Every time I explain something in the Modern Perl book under development, I have to change the way I think. I've spent a decade writing Perl 5, testing Perl 5, writing about Perl 5, editing writings about Perl 5, and thinking about how to do all of those. I still learn new things, but I haven't been a novice for a very long time.
Mature projects need the perspective of determined and intelligent novices to help find gaps in tutorials and documentation. It's too easy to assume that the mental model experienced users have is obvious for novices. After all, the design is clearly an effective design for the problems it has to solve.
The problem is two-fold. First, the novice may have very different problems and assumptions when approaching the software. Second, the expert mindset may be implicit: the result of experience developing the software, not approaching the problem fresh.
Any good documentation or tutorial intending to give novices practical experience must explain essential pieces of the model while avoiding too much explanation or gratuitious details. That's difficult to do in technical writing. (That's why most technical writing is passable at best and often atrocious.)

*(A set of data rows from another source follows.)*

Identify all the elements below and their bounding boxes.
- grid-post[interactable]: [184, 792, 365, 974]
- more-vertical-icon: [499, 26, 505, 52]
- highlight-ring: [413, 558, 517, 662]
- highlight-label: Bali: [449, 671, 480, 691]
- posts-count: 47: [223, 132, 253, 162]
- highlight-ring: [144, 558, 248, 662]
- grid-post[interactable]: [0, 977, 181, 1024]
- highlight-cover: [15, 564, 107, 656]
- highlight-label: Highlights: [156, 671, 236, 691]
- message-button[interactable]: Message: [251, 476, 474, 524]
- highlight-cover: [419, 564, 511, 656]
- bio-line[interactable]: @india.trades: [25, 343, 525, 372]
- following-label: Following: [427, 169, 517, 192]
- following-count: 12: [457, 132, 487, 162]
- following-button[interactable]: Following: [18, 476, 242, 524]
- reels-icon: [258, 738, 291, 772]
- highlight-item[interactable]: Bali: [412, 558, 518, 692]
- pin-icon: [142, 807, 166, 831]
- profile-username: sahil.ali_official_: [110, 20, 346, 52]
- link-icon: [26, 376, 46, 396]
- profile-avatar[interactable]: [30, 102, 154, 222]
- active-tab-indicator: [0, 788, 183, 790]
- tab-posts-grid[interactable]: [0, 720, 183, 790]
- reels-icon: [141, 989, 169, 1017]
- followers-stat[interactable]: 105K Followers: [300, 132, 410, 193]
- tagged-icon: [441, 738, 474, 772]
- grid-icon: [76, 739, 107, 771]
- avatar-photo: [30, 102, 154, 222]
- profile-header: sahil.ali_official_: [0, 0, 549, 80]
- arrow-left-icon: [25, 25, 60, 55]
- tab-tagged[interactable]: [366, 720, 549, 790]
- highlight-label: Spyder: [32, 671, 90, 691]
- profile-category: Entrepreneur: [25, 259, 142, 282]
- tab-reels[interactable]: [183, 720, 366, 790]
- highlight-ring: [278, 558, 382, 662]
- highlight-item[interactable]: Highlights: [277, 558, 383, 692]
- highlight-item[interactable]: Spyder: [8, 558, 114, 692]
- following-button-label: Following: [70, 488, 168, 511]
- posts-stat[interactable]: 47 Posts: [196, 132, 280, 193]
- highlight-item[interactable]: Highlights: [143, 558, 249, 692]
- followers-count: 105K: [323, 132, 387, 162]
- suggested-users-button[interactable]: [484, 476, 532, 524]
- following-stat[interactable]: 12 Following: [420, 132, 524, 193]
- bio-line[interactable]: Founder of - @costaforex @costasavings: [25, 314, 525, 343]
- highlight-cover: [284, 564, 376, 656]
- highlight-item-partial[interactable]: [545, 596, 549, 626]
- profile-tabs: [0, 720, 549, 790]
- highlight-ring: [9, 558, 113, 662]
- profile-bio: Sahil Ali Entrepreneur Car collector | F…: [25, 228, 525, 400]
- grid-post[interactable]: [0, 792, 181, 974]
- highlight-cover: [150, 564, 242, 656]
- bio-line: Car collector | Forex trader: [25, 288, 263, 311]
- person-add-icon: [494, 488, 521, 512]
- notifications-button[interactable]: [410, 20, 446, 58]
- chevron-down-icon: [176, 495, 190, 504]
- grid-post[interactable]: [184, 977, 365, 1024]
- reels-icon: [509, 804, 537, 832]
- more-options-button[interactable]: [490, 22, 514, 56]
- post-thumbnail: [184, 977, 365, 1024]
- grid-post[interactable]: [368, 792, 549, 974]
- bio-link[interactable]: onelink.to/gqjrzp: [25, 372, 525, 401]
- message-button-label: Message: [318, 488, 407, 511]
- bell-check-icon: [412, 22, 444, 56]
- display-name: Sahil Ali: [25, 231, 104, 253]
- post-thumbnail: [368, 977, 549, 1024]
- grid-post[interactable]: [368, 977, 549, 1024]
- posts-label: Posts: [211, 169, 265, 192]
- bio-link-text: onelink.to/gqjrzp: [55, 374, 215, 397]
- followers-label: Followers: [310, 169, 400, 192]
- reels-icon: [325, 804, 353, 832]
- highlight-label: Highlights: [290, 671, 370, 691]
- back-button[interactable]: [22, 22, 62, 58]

This is a long introduction to explain how I've spent a lot of time thinking about concepts that novices need to understand to take advantage of modern Perl. There are several:
- Context: how it works, how to identify it, and how to take advantage of it. This includes both void/scalar/list context but also boolean/integer/string/numeric context.
- Using perldoc: to review syntax and builtins as well as modules
- Creating, managing, and using modules: including the packaging, testing, building, and deployment systems
- Installing CPAN modules: especially with tools such as local::lib and, perhaps, a local CPAN mirror
- Using the Perl 5 analysis tools: not limited to testing modules, Perl::Tidy, Perl::Critic, and B::Deparse
I thought about including "References and data structures", and I may do so. I left out OO on purpose. The same goes for most syntax; those are all learnable. This list tends toward the philosophical on purpose. These are necessary to understand Perl 5 and to take advantage of it (especially for further learning).
If a novice learns these five things, he or she is in good position to use Perl 5 effectively for almost any task. Leave out any one and you've added friction and frustration. Understand them and you can do almost anything in Perl 5.
I'm not sure how true this is for others, but, for me, Moose is what makes Perl 5 "modern," especially relative to the key features and benefits other agile languages. Without discussing Moose, the Modern Perl book may cover issues that are relevant to a part of the Perl community but may not convince those outside of the Perl community that Perl is actually modern.
I also think Moose provides many of advantages in the areas described in the sub-text of the blog title, "elegant, reliable, maintainable, well-tested, and predictable code."
I can imagine two books:
"Modern Perl Foundations" to cover the basics
"Modern Perl" to cover Moose and the like
My 2 cents is that a "Modern Perl" book should include discussion of Moose.
Regarding the novice focus wrt Modern Perl, I first looked into OO because I wanted a simple solution to address the management of a growing app (multiple .pl scripts at the time). After a few experiments, I found that OO was the best approach and started converting my .pl scripts to .pm packages. As soon as a novice starts working on a project of any size, I think OO becomes useful, hence the lead in to Moose.
Because of this, I think it is useful to introduce novices to Moose as a way to organize Perl code in a growing project. As mentioned earlier, Moose is also almost synonymous with Modern Perl to me.
I'll certainly cover Moose in the Modern Perl book, Grokify. It's obviously the best way to write maintainable OO code in Perl 5.